Piątek 4 września 20:45. Reprezentacja Polski kontynuuje bój o Euro 2016. Tym razem zmierzymy się w meczu rewanżowym z Niemcami. To może być spotkanie, o którym będziemy mówić długie lata, szczególnie na Pomorzu. Przeciwko Niemcom zagra dwóch piłkarzy gdańskiej Lechii.
Dla kibiców z Gdańska starcie z rywalem, który jeszcze do niedawna był do nie pokonania, nie jest pozbawione dodatkowych smaczków. Selekcjoner reprezentacji Polski, Adam Nawałka powołał do reprezentacji dwóch zawodników z Lechii Gdańsk. O przebicie się do wyjściowej jedenastki będzie jednak bardzo ciężko. Choć zarówno Ariel Borysiuk, jak i Sebastian Mila nie są nowicjuszami na zgrupowaniach kadry, to rywalizacja na ich pozycjach jest szalenie duża.
Ten pierwszy jest prawdziwym filarem gdańszczan i w obecnym sezonie Ekstraklasy bryluje formą. Najlepiej czuje się w środku pola, gdy może pokusić się o kąśliwy strzał zza pola karnego, wprawiający w zakłopotanie niejednego bramkarza (przekonał się o tym ostatnio Zubas, gdy nie miał najmniejszych szans, by wyciągnąć mocne uderzenie pomocnika). Wychodzi wysoko, doskakuje do przeciwnika, starając się przy tym o czysty i skuteczny odbiór. Nie zaniedbuje przy tym swoich defensywnych funkcji. I choć nieco gasł, a drużyna traciła w ataku, gdy trener Brzęczek był zmuszony ustawić go na stoperze, to jednak wciąż starał się zachowywać odpowiedni poziom koncentracji.
Zupełnie inaczej ma się kwestia Sebastiana Mili, który ostatnie, ligowe mecze rozgrywa na dość przeciętnym poziomie. Kapitan Lechii gra poprawnie, ale przy tym niewiele wnosi do poczynań drużyny. Z pewnością jako wspaniały „motywator” i typowy dobry duch gdańszczan jest szalenie ważnym ogniwem ekipy, ale zdarzają mu się momenty, gdy całkowicie niknie i nigdzie nie widać jakichkolwiek symptomów na przełomową iskrę zapalną w jego grze. Jego ofensywnym wejściom brakuje dokładności, zaangażowanie przybiera formy sinusoidalne, ale mimo to selekcjoner reprezentacji powołał Milę.
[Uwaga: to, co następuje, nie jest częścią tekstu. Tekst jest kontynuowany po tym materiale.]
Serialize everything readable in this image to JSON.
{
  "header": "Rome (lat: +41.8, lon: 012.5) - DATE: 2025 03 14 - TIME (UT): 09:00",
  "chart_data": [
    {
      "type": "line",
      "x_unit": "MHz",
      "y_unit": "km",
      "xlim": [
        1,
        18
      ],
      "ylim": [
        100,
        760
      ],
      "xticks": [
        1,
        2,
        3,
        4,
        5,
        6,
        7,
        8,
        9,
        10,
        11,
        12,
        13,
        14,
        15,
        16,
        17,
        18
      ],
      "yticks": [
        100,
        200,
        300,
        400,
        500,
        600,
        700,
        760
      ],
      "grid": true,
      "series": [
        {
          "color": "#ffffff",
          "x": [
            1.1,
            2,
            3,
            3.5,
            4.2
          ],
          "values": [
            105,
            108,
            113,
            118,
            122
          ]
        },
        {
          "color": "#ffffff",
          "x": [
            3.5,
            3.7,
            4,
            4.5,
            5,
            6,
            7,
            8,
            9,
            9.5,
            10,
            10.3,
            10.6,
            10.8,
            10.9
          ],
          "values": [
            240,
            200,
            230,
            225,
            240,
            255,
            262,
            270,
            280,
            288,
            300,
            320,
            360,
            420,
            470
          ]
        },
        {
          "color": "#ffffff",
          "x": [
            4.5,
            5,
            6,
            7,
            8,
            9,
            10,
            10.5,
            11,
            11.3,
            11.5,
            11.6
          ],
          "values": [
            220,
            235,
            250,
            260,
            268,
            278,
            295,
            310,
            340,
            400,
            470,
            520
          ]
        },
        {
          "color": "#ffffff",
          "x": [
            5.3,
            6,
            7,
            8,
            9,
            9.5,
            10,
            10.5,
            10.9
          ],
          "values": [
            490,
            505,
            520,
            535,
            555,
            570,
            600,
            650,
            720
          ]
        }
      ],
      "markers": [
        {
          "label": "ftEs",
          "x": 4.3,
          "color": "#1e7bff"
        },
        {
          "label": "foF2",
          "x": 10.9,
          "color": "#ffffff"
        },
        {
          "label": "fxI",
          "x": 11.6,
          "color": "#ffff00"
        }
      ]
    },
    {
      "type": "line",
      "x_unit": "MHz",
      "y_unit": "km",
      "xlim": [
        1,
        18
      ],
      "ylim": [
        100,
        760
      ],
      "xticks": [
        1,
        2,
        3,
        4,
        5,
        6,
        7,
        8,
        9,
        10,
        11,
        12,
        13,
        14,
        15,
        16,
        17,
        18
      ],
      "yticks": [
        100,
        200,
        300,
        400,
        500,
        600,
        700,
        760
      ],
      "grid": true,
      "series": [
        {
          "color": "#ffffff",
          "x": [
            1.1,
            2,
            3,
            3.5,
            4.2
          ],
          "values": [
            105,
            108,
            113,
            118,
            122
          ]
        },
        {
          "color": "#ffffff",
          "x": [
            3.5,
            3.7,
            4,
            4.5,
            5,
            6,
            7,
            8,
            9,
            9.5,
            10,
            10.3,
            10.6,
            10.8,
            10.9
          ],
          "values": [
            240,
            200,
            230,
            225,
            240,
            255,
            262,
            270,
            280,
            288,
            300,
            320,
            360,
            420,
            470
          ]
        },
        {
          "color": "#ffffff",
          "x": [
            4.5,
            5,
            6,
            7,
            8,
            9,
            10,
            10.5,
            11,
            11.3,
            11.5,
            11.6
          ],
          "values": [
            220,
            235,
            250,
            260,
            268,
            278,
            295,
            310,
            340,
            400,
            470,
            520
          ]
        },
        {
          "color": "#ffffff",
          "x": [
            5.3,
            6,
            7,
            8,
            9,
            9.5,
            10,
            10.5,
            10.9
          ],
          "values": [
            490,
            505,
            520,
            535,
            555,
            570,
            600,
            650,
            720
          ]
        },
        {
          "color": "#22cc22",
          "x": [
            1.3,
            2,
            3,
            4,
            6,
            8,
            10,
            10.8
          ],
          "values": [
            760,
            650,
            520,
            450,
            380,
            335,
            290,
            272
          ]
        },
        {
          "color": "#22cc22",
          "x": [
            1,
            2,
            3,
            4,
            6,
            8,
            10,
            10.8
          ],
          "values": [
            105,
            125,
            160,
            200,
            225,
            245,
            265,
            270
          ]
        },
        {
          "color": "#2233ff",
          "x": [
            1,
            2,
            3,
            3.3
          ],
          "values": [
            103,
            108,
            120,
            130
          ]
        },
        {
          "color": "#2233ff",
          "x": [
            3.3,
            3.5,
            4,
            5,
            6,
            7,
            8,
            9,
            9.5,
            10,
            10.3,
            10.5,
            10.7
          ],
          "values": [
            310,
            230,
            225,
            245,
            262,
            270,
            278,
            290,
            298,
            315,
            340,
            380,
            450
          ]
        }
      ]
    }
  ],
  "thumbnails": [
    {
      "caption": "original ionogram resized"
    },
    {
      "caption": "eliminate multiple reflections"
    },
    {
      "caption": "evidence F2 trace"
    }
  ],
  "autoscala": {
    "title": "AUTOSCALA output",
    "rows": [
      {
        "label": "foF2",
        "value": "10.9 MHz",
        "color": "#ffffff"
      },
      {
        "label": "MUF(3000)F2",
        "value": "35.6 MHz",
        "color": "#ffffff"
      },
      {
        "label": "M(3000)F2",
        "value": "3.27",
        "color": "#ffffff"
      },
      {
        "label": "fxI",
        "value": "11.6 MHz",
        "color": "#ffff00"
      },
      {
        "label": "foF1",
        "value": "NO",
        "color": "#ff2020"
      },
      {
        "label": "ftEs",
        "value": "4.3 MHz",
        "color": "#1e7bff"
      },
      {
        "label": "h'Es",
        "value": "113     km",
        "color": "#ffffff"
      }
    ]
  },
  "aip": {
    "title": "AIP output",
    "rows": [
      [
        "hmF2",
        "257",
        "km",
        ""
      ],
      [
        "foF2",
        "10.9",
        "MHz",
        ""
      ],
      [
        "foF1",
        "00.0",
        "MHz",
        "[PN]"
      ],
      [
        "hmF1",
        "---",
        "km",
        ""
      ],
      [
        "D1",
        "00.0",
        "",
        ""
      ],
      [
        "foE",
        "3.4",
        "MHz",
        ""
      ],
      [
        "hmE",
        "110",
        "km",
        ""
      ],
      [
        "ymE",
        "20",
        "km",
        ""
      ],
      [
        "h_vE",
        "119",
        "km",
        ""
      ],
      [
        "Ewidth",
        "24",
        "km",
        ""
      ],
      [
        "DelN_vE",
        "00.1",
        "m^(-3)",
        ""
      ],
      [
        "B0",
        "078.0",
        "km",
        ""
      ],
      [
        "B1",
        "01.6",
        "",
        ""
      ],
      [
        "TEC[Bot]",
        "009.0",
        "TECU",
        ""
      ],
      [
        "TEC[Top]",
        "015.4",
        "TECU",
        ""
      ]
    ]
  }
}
Odpowiedzi można poszukiwać na różnych frontach: 33-latek potrafi dość dobrze wpasować się w grę kadrowiczów, napędzić ją jednym, otwierającym podaniem lub pokusić się o indywidualny rajd. Co równie ważne, odnajduje się w roli jokera, będącego w stanie odmienić grę ekipy pojawiając się na murawie z ławki. Być może intuicja trenera po raz kolejny zatryumfuje tak, jak to miało miejsce w ostatniej konfrontacji z Niemcami – właśnie Mila wpisał się na listę strzelców.
Nadmorski klimat posiada również ciemną stronę. Spadek formy kilku zawodników Lechii zbiegł się w czasie z meczami eliminacji do Euro 2016. Regularnie powoływanemu do kadry Jakubowi Wawrzyniakowi, który obstawia flankę w ligowych spotkaniach gdańszczan, ostatnimi czasy brakuje pewności w grze. Obrońca miewa momenty zawieszenia, jego wybicia są niepewne, interwencje spóźnione, a za wolny doskok do rywala uniemożliwia mu soczyste dośrodkowania w pole karne. Również Grzegorz Wojtkowiak traci okazję na przybranie biało-czerwonej koszulki z powodu dręczącej go kontuzji.
Początek meczu Niemcy – Polska 4 września w piątek o godz. 20:45. Spotkanie będzie transmitowane w Polsacie oraz w Polsacie Sport.